Aujourd’hui: « Une nuit à l’assemblée nationale » de Jean Pierre Mocky (1988)
« Mais c’est mon petit homme tout nu! »

L’espace d’une nuit, le Palais Bourbon est la cible des délires de trois marginaux politiques que tout oppose sinon leur rejet du système.

Le triste spectacle que nous ont récemment offert nos politiques m’a donné envie d’évoquer ce film de Jean Pierre Mocky qui traite des tares de nos élus sous l’angle de la satire.
Sorti peu avant la présidentielle de 1988, « Une nuit à l’assemblée nationale » présente trois clowns représentant selon Mocky « Arlette Laguiller, le Comte de Paris et le candidat écolo » Trois idéalistes un brin ridicules qui révèlent cependant les tares de l’institution qu’ils mettent à mal le temps d’une nuit.
L’intelligence du film est de n’épargner personne tant les représentants du système qui font passer leur intérêt avant celui de ceux qui les ont élu, que les contestataire. A voir le personnage de Jacqueline Maillan lesbienne communiste radicale (« Ce soir tu seras ma chose! ») qui se rêve bourgeoise et l’écolo-nudiste joué par Michel Blanc obsédé par la vérité jusqu’au fanatisme, il est clair qu’on ne leur confierait pas les clés. Le royaliste incarné par Jean Poiret est encore celui qui s’en tire le moins mal mais à l’image de ses camarades susmentionnés, il ne peut pas grand chose contre le système. Mais que peuvent-ils? Semer la pagaille et, malgré eux, le rire.
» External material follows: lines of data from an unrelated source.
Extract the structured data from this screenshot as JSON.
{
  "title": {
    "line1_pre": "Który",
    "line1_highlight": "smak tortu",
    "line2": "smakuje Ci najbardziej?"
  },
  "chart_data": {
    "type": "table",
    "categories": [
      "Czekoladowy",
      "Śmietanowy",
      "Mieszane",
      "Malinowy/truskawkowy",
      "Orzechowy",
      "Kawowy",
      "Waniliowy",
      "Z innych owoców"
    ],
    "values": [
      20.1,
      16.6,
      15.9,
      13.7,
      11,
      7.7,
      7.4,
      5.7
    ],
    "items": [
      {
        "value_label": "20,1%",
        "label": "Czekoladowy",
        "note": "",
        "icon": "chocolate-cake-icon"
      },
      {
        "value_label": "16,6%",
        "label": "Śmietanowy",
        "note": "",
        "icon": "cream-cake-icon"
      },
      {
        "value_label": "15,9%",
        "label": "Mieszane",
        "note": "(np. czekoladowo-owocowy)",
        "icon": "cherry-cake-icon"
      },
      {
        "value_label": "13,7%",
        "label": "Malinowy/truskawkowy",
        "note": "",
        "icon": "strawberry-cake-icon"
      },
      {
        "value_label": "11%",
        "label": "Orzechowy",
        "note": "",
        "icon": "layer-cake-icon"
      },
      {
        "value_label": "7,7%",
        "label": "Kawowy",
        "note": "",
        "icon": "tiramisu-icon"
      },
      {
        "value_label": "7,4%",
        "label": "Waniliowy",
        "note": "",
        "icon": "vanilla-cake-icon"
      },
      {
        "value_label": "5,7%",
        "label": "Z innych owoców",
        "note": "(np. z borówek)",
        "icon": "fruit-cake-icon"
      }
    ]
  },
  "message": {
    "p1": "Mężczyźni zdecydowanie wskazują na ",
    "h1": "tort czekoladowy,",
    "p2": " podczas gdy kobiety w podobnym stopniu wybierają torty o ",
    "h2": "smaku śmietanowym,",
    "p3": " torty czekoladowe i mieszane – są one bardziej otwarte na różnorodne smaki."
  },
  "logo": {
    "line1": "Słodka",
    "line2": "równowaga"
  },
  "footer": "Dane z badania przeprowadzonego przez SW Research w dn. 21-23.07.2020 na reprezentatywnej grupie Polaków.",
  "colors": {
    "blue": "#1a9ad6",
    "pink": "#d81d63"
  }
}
Jean Pierre Mocky faisait partie des rares réalisateurs français à prendre à bras le corps les questions politiques et sociales françaises. Sous l’angle de l’humour, à la différence du cinéma militant ou du, au demeurant très talentueux, Costa-Gavras. De la religion à la sexualité en passant par l’argent, bien des sujets auront été passées au crible dans sa filmographie. « Une nuit à l’assemblée nationale » ajoute une pierre à cet édifice même si cet opus n’est pas le meilleur de son auteur. L’humour est parfois un peu facile, et la dénonciation ne fait pas toujours mouche. Cependant, en dépit de ces réserves, il y a de nombreux moments de franche drôlerie et une réelle pertinence qui hisse la chose au-dessus de l’état de nanar ou certains avaient voulu l’enfermer.